6. ccsnags ◴[] No.26897575[source]
It’s more like “if a content creator doesn’t use multiple revenue streams, they don’t deserve the money they left on the table”
7. hi_im_miles ◴[] No.26903932[source]
Not sure why you would expect people to act any differently when given freely reproducible content. The only solution here would be making adblock illegal and ramping up surveillance.
8. Seirdy ◴[] No.26909358[source]
Yes. Content consumers being "lost customers" is a problem if your business model requires them to do something that they are incentivized to avoid doing.

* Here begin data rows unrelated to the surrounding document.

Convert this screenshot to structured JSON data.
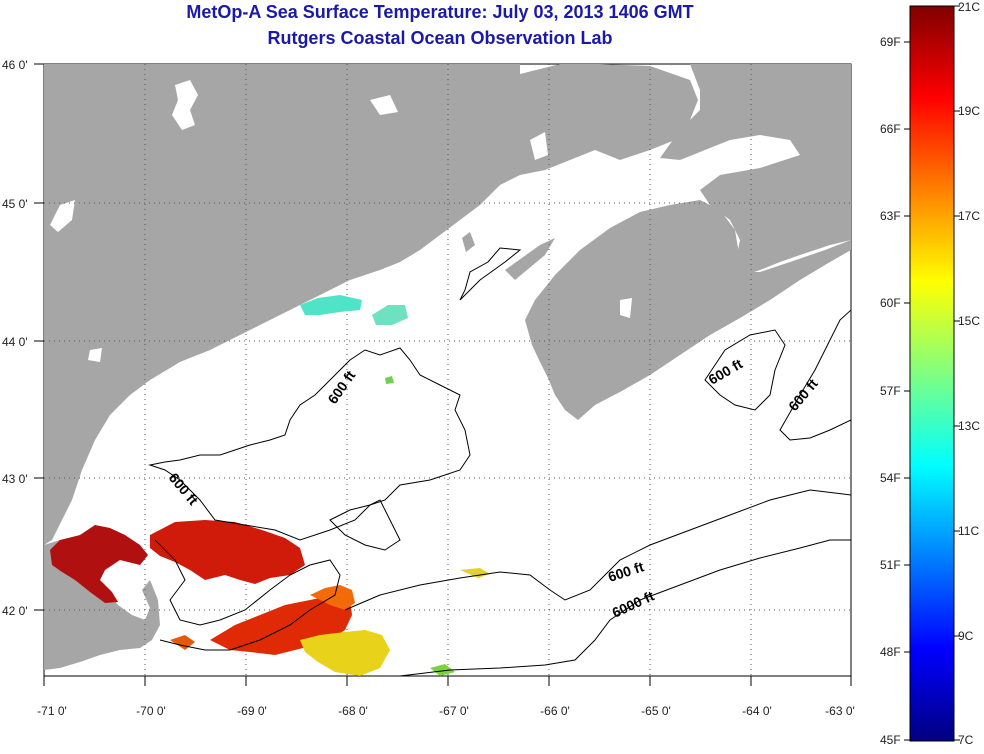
{
  "title": {
    "line1": "MetOp-A Sea Surface Temperature:  July 03, 2013 1406 GMT",
    "line2": "Rutgers Coastal Ocean Observation Lab"
  },
  "map": {
    "lon_ticks": [
      "-71 0'",
      "-70 0'",
      "-69 0'",
      "-68 0'",
      "-67 0'",
      "-66 0'",
      "-65 0'",
      "-64 0'",
      "-63 0'"
    ],
    "lat_ticks": [
      "46 0'",
      "45 0'",
      "44 0'",
      "43 0'",
      "42 0'"
    ],
    "land_color": "#a6a6a6",
    "grid": "dotted"
  },
  "contours": {
    "labels": [
      "600 ft",
      "600 ft",
      "600 ft",
      "600 ft",
      "600 ft",
      "6000 ft"
    ]
  },
  "colorbar": {
    "fahrenheit": [
      "69F",
      "66F",
      "63F",
      "60F",
      "57F",
      "54F",
      "51F",
      "48F",
      "45F"
    ],
    "celsius": [
      "21C",
      "19C",
      "17C",
      "15C",
      "13C",
      "11C",
      "9C",
      "7C"
    ],
    "colors": [
      "#000080",
      "#0000ff",
      "#0080ff",
      "#00ffff",
      "#80ff80",
      "#ffff00",
      "#ff8000",
      "#ff0000",
      "#800000"
    ]
  }
}
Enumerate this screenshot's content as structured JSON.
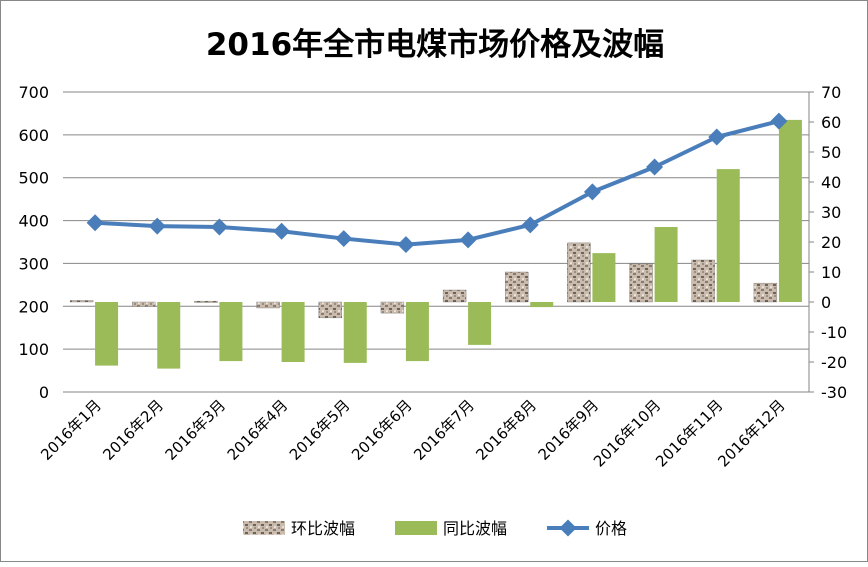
{
  "chart_data": {
    "type": "bar+line",
    "title": "2016年全市电煤市场价格及波幅",
    "categories": [
      "2016年1月",
      "2016年2月",
      "2016年3月",
      "2016年4月",
      "2016年5月",
      "2016年6月",
      "2016年7月",
      "2016年8月",
      "2016年9月",
      "2016年10月",
      "2016年11月",
      "2016年12月"
    ],
    "left_axis": {
      "ylim": [
        0,
        700
      ],
      "ticks": [
        "0",
        "100",
        "200",
        "300",
        "400",
        "500",
        "600",
        "700"
      ]
    },
    "right_axis": {
      "ylim": [
        -30,
        70
      ],
      "ticks": [
        "-30",
        "-20",
        "-10",
        "0",
        "10",
        "20",
        "30",
        "40",
        "50",
        "60",
        "70"
      ]
    },
    "grid": true,
    "legend_position": "bottom",
    "series": [
      {
        "name": "环比波幅",
        "type": "bar",
        "axis": "right",
        "pattern": "granite",
        "values": [
          0.5,
          -1.5,
          0.3,
          -2,
          -5.3,
          -3.7,
          4,
          10,
          19.7,
          12.7,
          14,
          6.3
        ]
      },
      {
        "name": "同比波幅",
        "type": "bar",
        "axis": "right",
        "color": "#9BBB59",
        "values": [
          -21.2,
          -22.2,
          -19.7,
          -20,
          -20.3,
          -19.7,
          -14.3,
          -1.7,
          16.3,
          25,
          44.3,
          60.7
        ]
      },
      {
        "name": "价格",
        "type": "line",
        "axis": "left",
        "color": "#4A7EBB",
        "values": [
          395,
          387,
          385,
          375,
          358,
          344,
          355,
          390,
          467,
          525,
          595,
          632
        ]
      }
    ]
  }
}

Overlapping options for content creators (many of which do or do not apply depending on various factors, mostly forms of privilege) include picking a different business model, having a different means to support yourself, giving up, and realizing that your existing business model is compatible with free viewing.

Depending on consumers to be selfless by donating or choosing to consume ads is not the only business model in town; there are more paths to take than "expect selflessness or give up". Selflessness isn't typically a basket worth all your eggs.

9. bscphil ◴[] No.26909553[source]
Let me try to say in a more nuanced way what other replies have said more bluntly.

It's not a matter of deserving, it's a matter of supply and demand and technological capabilities. To ignore the latter, let's pretend YouTube is capable of 100% effective DRM, such that you only watch the content if you see all the ads and sponsorships, eyeballs on screen, in the style of "15 Million Merits".

Even in this case, it's unmistakable that the supply of entertainment overwhelmingly exceeds the demand. This is why all the traditional Hollywood companies are all entirely focused on making blockbusters: it's the one thing they can do that no one else can (because of the initial investment required). But they're the exception. The vast majority of content creators, including people trying to do it full time, are making basically nothing or just enough to get by. There are thousands and thousands of Twitch streamers scraping by on 12 hour days where they average a hundred or so viewers.

In other words, even in this DRM hellscape, the push of the market is going to be towards less and less remuneration for each creator, because the total market capacity of entertainment as such is not enough for each entertainer to live off of. There is quite simply not enough money in it. If I'm forced to watch ads, I'll switch to content providers that don't use ads. The result is worse for the creator, because the vast majority of them are suffering from lack of visibility. So they make their content more palatable by reducing ads, and the downward spiral continues. This is already happening, because most creators are not making enough to live off of.

The only way to solve this problem is for us to decide socially that artistic creation is good as such even if there's not a marketable demand for it, and that therefore creators deserve to be compensated. The fact that it's society that would have to come to this conclusion means that it's society upon which the burden of providing this compensation would fall, not individual consumers. In other words, the solution isn't sponsorships or watching ads, it's something like universal basic income.